Nope. Most signouts are a quick rundown of the pt list at the physician workstation.

If its a challenging/complicated pt we might pop in the room for a couple mins.
 
Hi everyone,

I was curious to see if any of you are at a residency does bedside rounds. At my place, we usually round as a team walking by each bed and giving a short sign out while noting the vitals, but not much else. I am curious to see if any of you are at a residency program that the entire team goes into the room, examines and discusses the patient and updates them about what the team sees and expects in terms of ongoing work up.

I know that this is not appropriate for every patient, aka the malingerer or pill seeker, but for a lot of other patients, like the one waiting for the VQ scan or one waiting for CT to identify source of obstruction etc . . . it is.

So anyway, do any of your programs do bedside rounds and teaching, and what do you like or dislike about it?

That sounds suspiciously like the rounding that we all hated as med students. If a patient has an interesting physical exam finding they usually would be examined by the residents one at a time or in small groups but rounding as an entire group outside of turnover for educational purposes is something of a non-starter for EM.
 
We did walk around when I was a resident. At signout we would get a portable computer and then go to every patient's room and talk briefly about each one. The entire process took about 15 minutes for the entire census.
 
"portable computers" "round as a team" "census"

*shudder*

you might as well just say that terrible phrase "run the list"

The only shift we have where sign-out between residents occurs at a time when one resident is leaving and the other resident is just getting there is the AM shift. most of the time when starting an AM shift I take ~2-3 sign-outs from the off-going senior and pick up 2-3 new patients within the first thirty minutes. Going to every room in the ED as a group to discuss each patient could provide additional education but sounds more like a slow descent into the 9th circle of hell.

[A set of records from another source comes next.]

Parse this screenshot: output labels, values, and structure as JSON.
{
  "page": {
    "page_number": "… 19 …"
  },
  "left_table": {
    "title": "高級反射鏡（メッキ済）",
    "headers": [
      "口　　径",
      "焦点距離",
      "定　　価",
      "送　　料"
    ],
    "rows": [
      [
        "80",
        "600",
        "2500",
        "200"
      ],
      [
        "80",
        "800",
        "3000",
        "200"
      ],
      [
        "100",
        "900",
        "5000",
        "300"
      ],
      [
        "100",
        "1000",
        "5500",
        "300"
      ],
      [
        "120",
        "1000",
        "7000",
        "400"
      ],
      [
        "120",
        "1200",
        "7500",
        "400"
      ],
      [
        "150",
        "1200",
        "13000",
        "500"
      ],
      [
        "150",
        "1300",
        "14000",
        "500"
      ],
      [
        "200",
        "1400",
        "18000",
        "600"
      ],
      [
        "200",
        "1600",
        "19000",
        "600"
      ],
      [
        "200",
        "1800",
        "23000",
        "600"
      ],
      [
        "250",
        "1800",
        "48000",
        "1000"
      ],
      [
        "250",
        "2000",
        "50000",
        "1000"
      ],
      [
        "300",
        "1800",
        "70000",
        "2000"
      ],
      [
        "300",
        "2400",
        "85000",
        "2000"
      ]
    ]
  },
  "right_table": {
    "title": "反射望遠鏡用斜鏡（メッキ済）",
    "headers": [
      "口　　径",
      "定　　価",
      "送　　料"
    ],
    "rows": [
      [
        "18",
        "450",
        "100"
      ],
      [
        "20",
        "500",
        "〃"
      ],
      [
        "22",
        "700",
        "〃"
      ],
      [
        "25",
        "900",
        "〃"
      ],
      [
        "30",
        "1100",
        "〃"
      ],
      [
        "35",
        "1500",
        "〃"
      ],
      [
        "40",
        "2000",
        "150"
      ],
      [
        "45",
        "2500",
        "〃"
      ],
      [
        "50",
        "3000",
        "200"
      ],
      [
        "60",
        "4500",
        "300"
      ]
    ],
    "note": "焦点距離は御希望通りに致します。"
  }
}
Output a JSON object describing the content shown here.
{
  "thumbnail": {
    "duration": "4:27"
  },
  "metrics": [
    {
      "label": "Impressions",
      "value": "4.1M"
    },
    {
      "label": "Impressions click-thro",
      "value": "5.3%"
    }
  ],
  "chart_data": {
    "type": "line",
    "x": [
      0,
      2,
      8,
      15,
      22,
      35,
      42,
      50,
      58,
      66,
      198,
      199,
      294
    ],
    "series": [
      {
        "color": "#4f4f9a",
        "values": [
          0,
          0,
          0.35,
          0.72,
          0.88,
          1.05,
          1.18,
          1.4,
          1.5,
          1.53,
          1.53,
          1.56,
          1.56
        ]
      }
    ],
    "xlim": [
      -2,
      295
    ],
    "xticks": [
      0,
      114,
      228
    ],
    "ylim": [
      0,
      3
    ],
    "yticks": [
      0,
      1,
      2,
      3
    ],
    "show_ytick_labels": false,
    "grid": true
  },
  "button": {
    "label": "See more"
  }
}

All our other shifts have overlap so trying to round then would be impossible. The last 3 shifts I worked were so busy I didn't notice until the end of the day that I hadn't drunken water or peed..
 
The bedside walk rounds were required not only as a means of teaching, as also as a way to keep track of all of the patients. The hospital where I did residency had such a problem with boarding, that many of the patients were mislabeled as being in different locations. On one instance, a patient who had been sitting in a hallway bed for several hours had never been seen because the oncoming team assumed that she was already admitted and waiting for a bed to open upstairs.
 
Yeah that definitely makes sense if you don't have a reliable tracking board.
 
We do sit-down rounds and discuss each patient on our board (the R2s take the "pickups" who still have work to do before dispo, and the R3s take the "follows" who have been admitted). We now have a special unit for boarding patients that the hospitalist oversees, so most of our patients on the list are active or boarding ICU-level patients (cannot send the ICU-level patients to the boarding unit if beds are not available because it is considered a lower level of care than the ICU). In that case we sign out each case, have teaching points and a quick discussion of the case, and that helps with (1) learning, and (2) knowing the patients in the ED well since the signouts are either sick patients or active patients. I really like it; I think it's very helpful. I do not like walk rounds because often it's done without a computer and people don't have immediate access to the vitals, imaging, and lab results so I feel the signouts are actually less accurate and less complete ("I think the lactate was like 5").